Nor does the monotony of this constant sound suffice to explain it.

It is a weary mourning whose cause is within itself. It is the self-absorption of love; it is the effort in labor. The heavens weep over the fruitful earth. Not only Autumn, and the future fall of fruit whose seed she nourishes, draws these tears from the wintry cloud. Sorrow is in the Summer; in the flower of life is the blossoming of death.

At the moment when the hour before noon is ended, as I descend into the valley filled with the murmur of various fountains, I pause enchanted by the gloom. How abundant are these waters! And if tears, like blood, have their perpetual source in us, how refreshing it is, listening to this liquid choir of voices, deep or shrill, to harmonize from them all the shades of grief! There is no passion but could borrow of your tears, oh fountain! And since the brightness of this single drop, falling from on high into the basin upon the image of the moon, satisfies my particular desire, not in vain shall I have learned to love your sanctuary through many dreamy afternoons, oh sorrowful valley!

I return to the plain. On the doorsill of his hut,—where, in the inner darkness, gleams a candle lit for some rustic fête,-a man sits, holding in his hand a dusty cymbal. It rains heavily. In the midst of this damp solitude, I hear only the cry of a goose.

THE NIGHT VOYAGE

I have forgotten why I undertook this voyage, and what matter I was to negotiate, as Confucius did when he went to carry his doctrine to the Prince of Ou. Seated all day in the depths of my varnished cabin, my urgency, on these calm waters, does not outrun the swanlike progress of the little boat. Only occasionally in the evening I come out to look at the aspect of the country.

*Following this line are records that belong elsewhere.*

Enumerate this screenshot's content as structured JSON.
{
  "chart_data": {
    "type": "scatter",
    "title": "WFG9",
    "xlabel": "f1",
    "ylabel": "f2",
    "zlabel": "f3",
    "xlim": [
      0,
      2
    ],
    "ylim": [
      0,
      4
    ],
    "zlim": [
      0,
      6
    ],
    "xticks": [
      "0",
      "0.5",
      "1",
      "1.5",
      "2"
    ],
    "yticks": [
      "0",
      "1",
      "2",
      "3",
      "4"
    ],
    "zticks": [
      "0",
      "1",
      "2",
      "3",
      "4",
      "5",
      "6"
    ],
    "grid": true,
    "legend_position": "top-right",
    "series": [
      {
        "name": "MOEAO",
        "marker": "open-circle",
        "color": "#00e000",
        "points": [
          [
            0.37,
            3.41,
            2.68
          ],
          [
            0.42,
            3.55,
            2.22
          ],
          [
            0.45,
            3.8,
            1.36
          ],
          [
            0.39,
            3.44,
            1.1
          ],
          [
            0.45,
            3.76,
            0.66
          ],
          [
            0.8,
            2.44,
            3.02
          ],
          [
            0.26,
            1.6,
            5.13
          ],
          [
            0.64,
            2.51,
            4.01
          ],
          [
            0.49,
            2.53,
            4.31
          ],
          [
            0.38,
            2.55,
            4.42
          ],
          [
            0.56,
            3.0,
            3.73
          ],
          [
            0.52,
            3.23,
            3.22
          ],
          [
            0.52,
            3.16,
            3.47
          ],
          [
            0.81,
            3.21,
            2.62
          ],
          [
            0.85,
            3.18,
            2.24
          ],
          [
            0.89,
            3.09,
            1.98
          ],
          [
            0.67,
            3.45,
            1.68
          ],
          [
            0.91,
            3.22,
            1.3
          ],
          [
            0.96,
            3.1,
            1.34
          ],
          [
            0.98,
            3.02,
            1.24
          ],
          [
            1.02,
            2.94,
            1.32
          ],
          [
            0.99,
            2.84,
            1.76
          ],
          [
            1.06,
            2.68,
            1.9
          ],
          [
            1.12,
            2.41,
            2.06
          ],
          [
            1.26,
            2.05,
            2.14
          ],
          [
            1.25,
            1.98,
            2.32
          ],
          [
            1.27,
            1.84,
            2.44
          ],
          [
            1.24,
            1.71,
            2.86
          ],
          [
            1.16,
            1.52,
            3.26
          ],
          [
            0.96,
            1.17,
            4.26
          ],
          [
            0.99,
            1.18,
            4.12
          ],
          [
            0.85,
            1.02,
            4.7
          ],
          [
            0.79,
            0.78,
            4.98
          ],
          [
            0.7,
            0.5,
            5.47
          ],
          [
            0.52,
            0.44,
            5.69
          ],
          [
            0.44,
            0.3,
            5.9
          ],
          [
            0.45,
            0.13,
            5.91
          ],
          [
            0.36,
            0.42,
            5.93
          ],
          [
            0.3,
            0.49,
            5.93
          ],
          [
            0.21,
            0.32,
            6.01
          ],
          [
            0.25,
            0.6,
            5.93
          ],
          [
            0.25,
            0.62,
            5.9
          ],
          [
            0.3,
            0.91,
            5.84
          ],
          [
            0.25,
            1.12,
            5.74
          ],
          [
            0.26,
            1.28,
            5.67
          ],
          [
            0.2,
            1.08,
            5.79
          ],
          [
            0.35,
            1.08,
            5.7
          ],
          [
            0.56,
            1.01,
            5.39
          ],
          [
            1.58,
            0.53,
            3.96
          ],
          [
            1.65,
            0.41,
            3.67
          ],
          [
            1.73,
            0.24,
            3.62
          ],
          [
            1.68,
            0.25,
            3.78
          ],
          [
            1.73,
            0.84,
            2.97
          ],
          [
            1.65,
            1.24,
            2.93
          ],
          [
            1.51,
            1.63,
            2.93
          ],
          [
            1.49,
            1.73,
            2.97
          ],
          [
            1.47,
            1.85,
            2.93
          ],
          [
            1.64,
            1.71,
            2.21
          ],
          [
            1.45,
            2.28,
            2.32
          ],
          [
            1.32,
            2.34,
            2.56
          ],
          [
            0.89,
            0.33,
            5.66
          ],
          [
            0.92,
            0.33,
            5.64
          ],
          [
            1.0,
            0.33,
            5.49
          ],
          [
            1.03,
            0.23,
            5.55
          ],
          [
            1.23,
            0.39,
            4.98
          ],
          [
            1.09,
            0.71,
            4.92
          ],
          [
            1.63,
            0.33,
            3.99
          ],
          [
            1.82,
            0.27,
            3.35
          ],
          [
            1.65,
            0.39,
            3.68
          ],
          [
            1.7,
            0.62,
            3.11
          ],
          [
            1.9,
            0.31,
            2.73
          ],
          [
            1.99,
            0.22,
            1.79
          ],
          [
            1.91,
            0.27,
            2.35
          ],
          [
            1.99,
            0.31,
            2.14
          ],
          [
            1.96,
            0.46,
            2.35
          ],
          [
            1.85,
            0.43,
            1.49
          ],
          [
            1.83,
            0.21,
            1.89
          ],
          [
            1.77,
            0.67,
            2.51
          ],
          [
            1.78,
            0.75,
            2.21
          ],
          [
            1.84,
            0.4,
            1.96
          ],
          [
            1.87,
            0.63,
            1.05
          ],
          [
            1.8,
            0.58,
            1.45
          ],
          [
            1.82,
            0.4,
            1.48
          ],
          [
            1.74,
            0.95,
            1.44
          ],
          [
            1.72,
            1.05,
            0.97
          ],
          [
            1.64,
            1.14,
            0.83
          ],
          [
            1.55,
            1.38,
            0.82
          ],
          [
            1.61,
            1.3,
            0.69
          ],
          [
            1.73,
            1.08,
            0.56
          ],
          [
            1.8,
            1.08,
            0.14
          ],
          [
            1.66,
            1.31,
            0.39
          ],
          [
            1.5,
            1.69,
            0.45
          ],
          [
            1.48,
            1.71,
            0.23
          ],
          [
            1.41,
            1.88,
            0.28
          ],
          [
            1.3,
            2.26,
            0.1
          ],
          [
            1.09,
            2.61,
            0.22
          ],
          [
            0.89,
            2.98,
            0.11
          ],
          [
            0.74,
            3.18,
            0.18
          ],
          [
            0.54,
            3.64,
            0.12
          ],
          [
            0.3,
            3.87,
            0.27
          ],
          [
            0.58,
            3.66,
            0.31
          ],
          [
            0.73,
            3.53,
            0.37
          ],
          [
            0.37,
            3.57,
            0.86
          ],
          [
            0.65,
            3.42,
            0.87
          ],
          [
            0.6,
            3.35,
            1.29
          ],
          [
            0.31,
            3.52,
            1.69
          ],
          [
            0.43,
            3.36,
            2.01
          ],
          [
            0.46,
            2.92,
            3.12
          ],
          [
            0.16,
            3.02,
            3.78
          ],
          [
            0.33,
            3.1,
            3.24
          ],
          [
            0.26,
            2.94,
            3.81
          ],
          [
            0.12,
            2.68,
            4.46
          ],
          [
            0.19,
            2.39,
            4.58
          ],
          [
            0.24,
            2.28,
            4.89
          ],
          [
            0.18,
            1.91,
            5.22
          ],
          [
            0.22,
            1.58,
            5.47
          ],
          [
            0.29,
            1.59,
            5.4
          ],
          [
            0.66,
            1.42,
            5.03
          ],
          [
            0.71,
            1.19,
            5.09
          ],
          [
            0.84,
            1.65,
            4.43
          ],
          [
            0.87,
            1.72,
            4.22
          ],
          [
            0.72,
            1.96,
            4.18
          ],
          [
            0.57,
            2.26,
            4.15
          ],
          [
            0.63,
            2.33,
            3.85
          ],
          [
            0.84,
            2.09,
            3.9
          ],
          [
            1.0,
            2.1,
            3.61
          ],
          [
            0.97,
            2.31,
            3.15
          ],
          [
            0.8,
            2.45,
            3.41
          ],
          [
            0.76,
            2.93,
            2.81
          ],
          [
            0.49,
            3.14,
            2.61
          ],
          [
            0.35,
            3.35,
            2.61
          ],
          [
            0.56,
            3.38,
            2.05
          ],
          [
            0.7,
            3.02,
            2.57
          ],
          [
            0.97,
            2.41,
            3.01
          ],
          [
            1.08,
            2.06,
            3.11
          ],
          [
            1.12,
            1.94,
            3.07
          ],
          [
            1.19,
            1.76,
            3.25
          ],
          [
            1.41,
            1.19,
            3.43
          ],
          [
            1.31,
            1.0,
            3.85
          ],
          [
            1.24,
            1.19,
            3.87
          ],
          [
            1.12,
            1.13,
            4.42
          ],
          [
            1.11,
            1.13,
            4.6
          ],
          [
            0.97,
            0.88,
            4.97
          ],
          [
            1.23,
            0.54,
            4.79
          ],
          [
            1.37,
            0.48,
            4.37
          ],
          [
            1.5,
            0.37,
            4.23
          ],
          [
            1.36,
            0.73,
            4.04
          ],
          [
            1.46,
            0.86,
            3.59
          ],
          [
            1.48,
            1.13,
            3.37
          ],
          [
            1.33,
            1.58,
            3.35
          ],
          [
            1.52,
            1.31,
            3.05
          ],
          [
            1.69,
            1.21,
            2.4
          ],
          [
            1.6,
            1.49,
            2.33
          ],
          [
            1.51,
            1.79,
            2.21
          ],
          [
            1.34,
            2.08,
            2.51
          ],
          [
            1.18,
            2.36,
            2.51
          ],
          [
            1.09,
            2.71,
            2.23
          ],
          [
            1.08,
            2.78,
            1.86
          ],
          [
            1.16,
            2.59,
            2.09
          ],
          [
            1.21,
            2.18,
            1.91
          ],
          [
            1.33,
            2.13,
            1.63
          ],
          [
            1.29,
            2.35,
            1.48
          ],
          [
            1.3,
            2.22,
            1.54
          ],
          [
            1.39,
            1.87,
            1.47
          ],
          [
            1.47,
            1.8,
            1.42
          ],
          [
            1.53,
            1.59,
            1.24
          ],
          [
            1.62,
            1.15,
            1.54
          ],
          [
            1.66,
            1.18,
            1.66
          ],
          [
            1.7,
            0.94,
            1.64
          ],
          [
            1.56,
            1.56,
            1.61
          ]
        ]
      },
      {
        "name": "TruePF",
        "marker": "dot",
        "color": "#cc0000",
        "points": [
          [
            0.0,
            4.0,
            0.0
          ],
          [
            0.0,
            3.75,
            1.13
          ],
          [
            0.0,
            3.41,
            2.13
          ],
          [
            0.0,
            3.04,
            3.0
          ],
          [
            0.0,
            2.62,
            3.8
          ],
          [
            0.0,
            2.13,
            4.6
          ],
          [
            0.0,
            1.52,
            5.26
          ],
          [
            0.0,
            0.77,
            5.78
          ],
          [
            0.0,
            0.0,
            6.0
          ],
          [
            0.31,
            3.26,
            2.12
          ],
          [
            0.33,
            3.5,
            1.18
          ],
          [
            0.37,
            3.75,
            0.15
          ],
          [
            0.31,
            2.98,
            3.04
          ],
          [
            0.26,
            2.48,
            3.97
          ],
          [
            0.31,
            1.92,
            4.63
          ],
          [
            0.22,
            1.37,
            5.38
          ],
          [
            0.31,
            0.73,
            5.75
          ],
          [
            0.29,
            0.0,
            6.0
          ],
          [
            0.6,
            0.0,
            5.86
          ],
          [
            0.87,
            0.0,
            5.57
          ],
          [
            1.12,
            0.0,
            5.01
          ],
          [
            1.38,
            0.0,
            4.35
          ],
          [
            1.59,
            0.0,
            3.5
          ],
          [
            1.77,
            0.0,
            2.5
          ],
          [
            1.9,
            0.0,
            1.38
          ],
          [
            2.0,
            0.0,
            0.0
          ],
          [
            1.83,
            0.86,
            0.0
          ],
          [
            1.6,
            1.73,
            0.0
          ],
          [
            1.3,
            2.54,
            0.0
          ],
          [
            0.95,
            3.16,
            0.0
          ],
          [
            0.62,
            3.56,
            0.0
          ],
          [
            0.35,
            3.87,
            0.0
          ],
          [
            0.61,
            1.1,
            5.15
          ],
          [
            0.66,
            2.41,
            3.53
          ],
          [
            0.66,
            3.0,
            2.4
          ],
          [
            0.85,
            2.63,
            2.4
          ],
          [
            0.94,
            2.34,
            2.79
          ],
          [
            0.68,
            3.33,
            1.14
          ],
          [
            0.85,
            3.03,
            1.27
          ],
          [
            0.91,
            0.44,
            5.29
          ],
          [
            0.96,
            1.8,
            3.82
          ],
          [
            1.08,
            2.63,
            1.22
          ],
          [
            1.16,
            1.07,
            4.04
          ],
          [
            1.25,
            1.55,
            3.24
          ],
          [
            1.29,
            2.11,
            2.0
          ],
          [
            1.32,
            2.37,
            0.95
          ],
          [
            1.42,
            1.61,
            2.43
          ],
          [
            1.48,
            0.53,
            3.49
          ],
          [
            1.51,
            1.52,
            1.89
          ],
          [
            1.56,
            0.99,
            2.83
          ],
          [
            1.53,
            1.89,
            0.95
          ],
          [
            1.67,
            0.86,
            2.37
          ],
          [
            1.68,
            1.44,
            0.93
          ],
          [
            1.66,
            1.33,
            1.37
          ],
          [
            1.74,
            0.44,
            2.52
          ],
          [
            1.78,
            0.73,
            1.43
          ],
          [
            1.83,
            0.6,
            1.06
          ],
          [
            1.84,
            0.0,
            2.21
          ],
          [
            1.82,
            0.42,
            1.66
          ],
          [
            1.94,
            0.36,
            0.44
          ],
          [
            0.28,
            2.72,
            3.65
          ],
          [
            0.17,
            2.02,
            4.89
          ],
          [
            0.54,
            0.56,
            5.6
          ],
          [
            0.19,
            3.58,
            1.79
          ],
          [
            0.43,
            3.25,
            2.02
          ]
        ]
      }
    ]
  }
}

Our winter here has no severity. Season dear to the philosopher, these bare trees, this yellow grass, sufficiently attest the passing of the time, without atrocious cold or unnecessary violence. In this twelfth month, cemeteries and kitchen gardens, and a country mounded everywhere with tombs, spread out in dull productivity. The clumps of blue bamboo, the somber pines above the sepulchers, the gray-green reed-grass, arrest and satisfy one’s gaze. The yellow flowers of the New Year’s Candlestick and the waxen berries of the Soot Tree give a real beauty to the somber picture. I proceed in peace across this temperate region.

Now it is night. It would be vain to wait, stationed in the bow of this junk, for the reflection of our wooden anchor to trace on the beatified water the image of that waning moon which only midnight holds for us. All is dark; but as we move on, propelled by the scull which steers our prow, we need not fear mistaking our way. These canals permit of numberless detours. Let us pursue the voyage with tranquillity, our eyes on yonder solitary star.

THE HALT ON THE CANAL

Now,—passing the place where old men and women congregate, driven from their far-off villages by the need of food, and traveling on rafts made of their house-doors, guided by the domestic duck,—encountering waters which seem as if they were flooded with rice, that they may fitly enter into a region of opulence; pushing across this large and rectilinear canal which bounds the rude high wall enclosing the city and its people, where the exaggerated arch of a bridge frames with evening the crenelated tower of a gate opening on the dark countryside; by the wharf we tie up our boat among square stone tombs in the grass, the crude material of epitaphs.